Die jungen praktizierenden Ärztinnen und Ärzte brauchen genaue anatomische Kenntnisse nicht nur bei körperlicher Untersuchung von Patientinnen und Patienten, sondern insbesondere auch in der Interpretation und der Befundung der klinischen Bildgebung, wie der konventionellen Röntgenaufnahmen, der MRT- und CT-Bildgebung sowie der Ultraschalldiagnostik. Ebenso sind eingehende anatomische Kenntnisse auch bei chirurgischen Operationen sowie bei minimalinvasiven Eingriffen unerlässlich.
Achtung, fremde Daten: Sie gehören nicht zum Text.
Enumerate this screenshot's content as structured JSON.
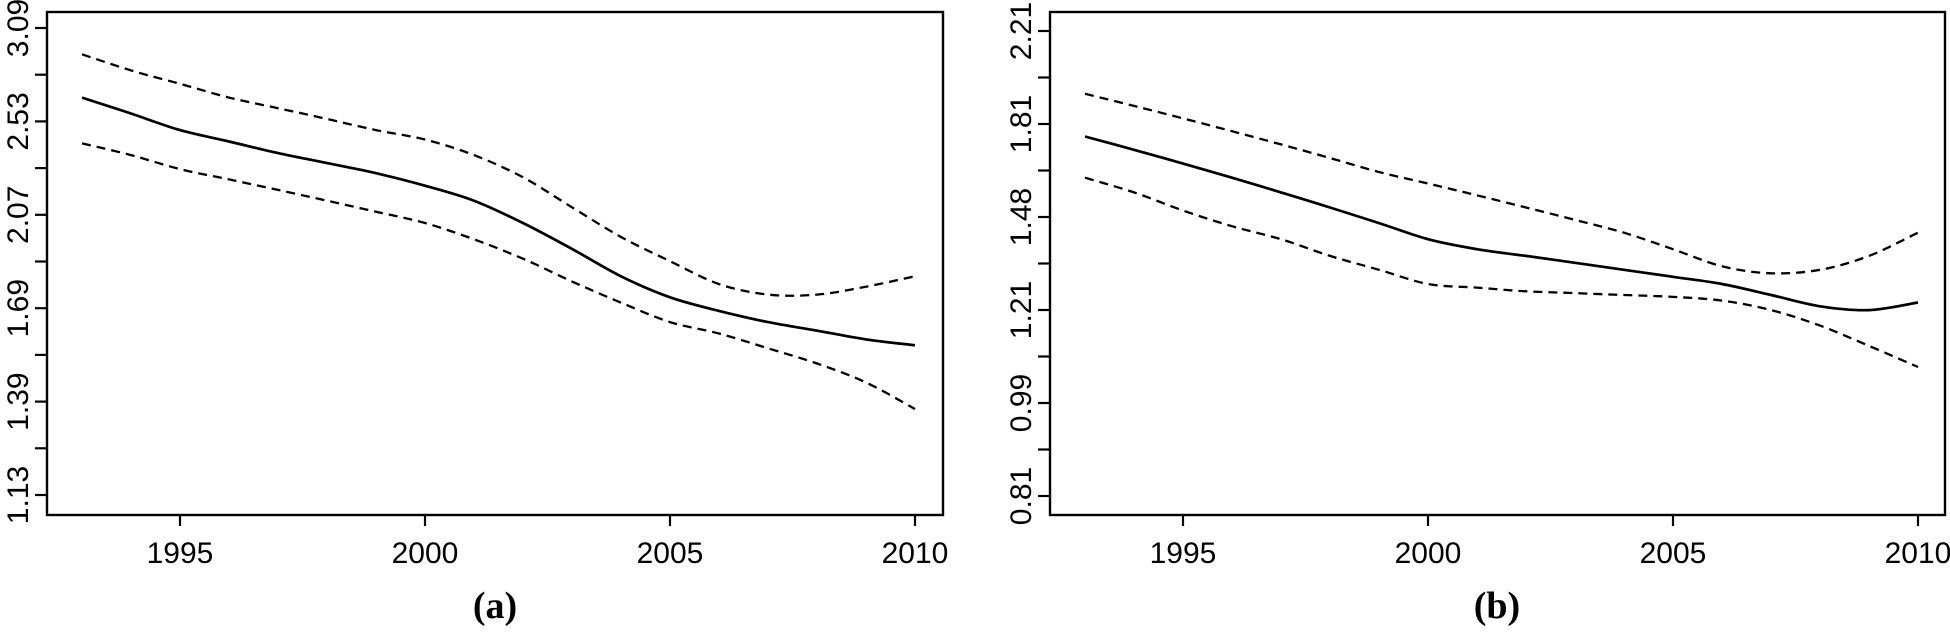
{
  "figure": {
    "background_color": "#ffffff",
    "line_color": "#000000"
  },
  "chart_data": [
    {
      "id": "a",
      "type": "line",
      "panel_label": "(a)",
      "title": "",
      "xlabel": "",
      "ylabel": "",
      "y_scale": "log",
      "x": [
        1993,
        1994,
        1995,
        1996,
        1997,
        1998,
        1999,
        2000,
        2001,
        2002,
        2003,
        2004,
        2005,
        2006,
        2007,
        2008,
        2009,
        2010
      ],
      "series": [
        {
          "name": "fitted",
          "style": "solid",
          "values": [
            2.66,
            2.57,
            2.48,
            2.42,
            2.36,
            2.31,
            2.26,
            2.2,
            2.13,
            2.03,
            1.92,
            1.81,
            1.73,
            1.68,
            1.64,
            1.61,
            1.58,
            1.56
          ]
        },
        {
          "name": "upper-ci",
          "style": "dashed",
          "values": [
            2.92,
            2.82,
            2.74,
            2.66,
            2.6,
            2.54,
            2.48,
            2.43,
            2.35,
            2.24,
            2.1,
            1.97,
            1.87,
            1.78,
            1.74,
            1.74,
            1.77,
            1.81
          ]
        },
        {
          "name": "lower-ci",
          "style": "dashed",
          "values": [
            2.41,
            2.35,
            2.28,
            2.23,
            2.18,
            2.13,
            2.08,
            2.03,
            1.96,
            1.88,
            1.79,
            1.71,
            1.64,
            1.6,
            1.55,
            1.5,
            1.44,
            1.36
          ]
        }
      ],
      "x_tick_values": [
        1995,
        2000,
        2005,
        2010
      ],
      "x_tick_labels": [
        "1995",
        "2000",
        "2005",
        "2010"
      ],
      "y_tick_values": [
        3.09,
        2.53,
        2.07,
        1.69,
        1.39,
        1.13
      ],
      "y_tick_labels": [
        "3.09",
        "2.53",
        "2.07",
        "1.69",
        "1.39",
        "1.13"
      ],
      "y_minor_ticks": true,
      "xlim": [
        1992.3,
        2010.6
      ],
      "ylim": [
        1.08,
        3.2
      ],
      "grid": false,
      "legend": "none"
    },
    {
      "id": "b",
      "type": "line",
      "panel_label": "(b)",
      "title": "",
      "xlabel": "",
      "ylabel": "",
      "y_scale": "log",
      "x": [
        1993,
        1994,
        1995,
        1996,
        1997,
        1998,
        1999,
        2000,
        2001,
        2002,
        2003,
        2004,
        2005,
        2006,
        2007,
        2008,
        2009,
        2010
      ],
      "series": [
        {
          "name": "fitted",
          "style": "solid",
          "values": [
            1.76,
            1.71,
            1.66,
            1.61,
            1.56,
            1.51,
            1.46,
            1.41,
            1.38,
            1.36,
            1.34,
            1.32,
            1.3,
            1.28,
            1.25,
            1.22,
            1.21,
            1.23
          ]
        },
        {
          "name": "upper-ci",
          "style": "dashed",
          "values": [
            1.93,
            1.88,
            1.83,
            1.78,
            1.73,
            1.68,
            1.63,
            1.59,
            1.55,
            1.51,
            1.47,
            1.43,
            1.38,
            1.33,
            1.31,
            1.32,
            1.36,
            1.43
          ]
        },
        {
          "name": "lower-ci",
          "style": "dashed",
          "values": [
            1.61,
            1.56,
            1.5,
            1.45,
            1.41,
            1.36,
            1.32,
            1.28,
            1.27,
            1.26,
            1.255,
            1.25,
            1.245,
            1.235,
            1.21,
            1.17,
            1.12,
            1.07
          ]
        }
      ],
      "x_tick_values": [
        1995,
        2000,
        2005,
        2010
      ],
      "x_tick_labels": [
        "1995",
        "2000",
        "2005",
        "2010"
      ],
      "y_tick_values": [
        2.21,
        1.81,
        1.48,
        1.21,
        0.99,
        0.81
      ],
      "y_tick_labels": [
        "2.21",
        "1.81",
        "1.48",
        "1.21",
        "0.99",
        "0.81"
      ],
      "y_minor_ticks": true,
      "xlim": [
        1992.3,
        2010.6
      ],
      "ylim": [
        0.79,
        2.3
      ],
      "grid": false,
      "legend": "none"
    }
  ]
}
So bilden klinisch-anatomische Kurse mit Training operativer Eingriffe und gezielter Injektionen anhand anatomischer Präparate einen wesentlichen Bestandteil ärztlicher Fort- und Weiterbildung. Die Präparationsvideos können auch hier als Lehrmittel für Vorbereitung auf oder Nachbereitung nach solchen Kursen eingesetzt werden.
Weshalb sind die Präparationsvideos von Körperspenden hilfreicher zum Erlernen anatomischer Strukturen als animierte Inhalte?
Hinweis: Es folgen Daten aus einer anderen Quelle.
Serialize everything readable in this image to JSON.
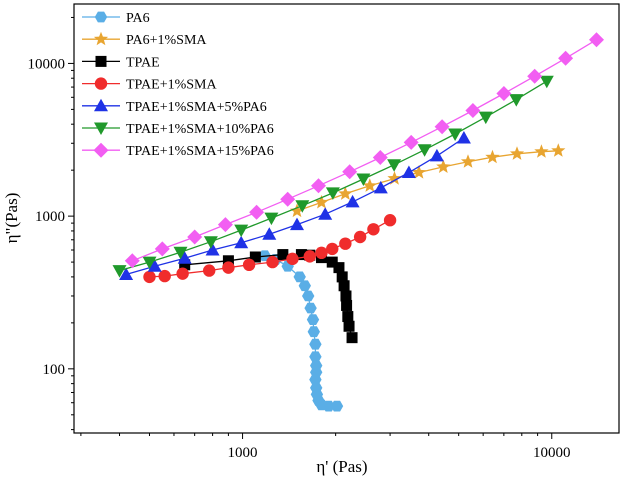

Die digital aufgearbeiteten und animierten Inhalte geben einen guten Einblick in die topographische Lage von Knochen, Muskeln und Organen sowie über den Verlauf der zugehörigen Leitungsbahnen und sind damit hilfreiche Lehrmittel für Studierende. Die hier vorgestellten Präpariervideos ermöglichen dies ebenfalls, und zwar am „Original“ und ermöglichen zudem all diese Strukturen in ihrem natürlichen Gewebekontext wahrzunehmen. So sehen die Leitungsbahnen, wie Gefäße und Nerven nicht als farblich kodierte fadenförmige Strukturen, sondern in ihrer natürlichen Gefäß-Nerven-Straßen mit dem umgebenden Fett, Bindegewebe und ggf. einer Faszienumhüllung. So erscheint eine Faszie in den Präpariervideos nicht als hellgraue Linie oder Struktur, sondern in ihrer biologischen Textur und je nach Organ- oder Körperabschnitt manchmal hauch dünn und durchsichtig, jedoch woanders wiederum deutlich stärker mit erkennbaren Faserstruktur. So sind Muskeln und ihre Übergänge zu jeweils dazu gehörenden Sehnen so komplex und vielfältig gestaltet, dass sie erst am „Original“ richtig gesehen und demonstriert werden können. Die stellenweise durchsichtige Konstruktion der Herzklappen oder die Struktur des Herzmuskels und der Herzkranzgefäße kann ebenfalls erst am „Original“ besser verstanden und begriffen werden. Die Liste solcher Beispiele, wo das Lernen am „Original“ zusätzliche Vorteile fürs Lernen und vor allem für ein besseres Verständnis über anatomische Strukturen ermöglicht, ist lang kann hier nicht komplettiert werden.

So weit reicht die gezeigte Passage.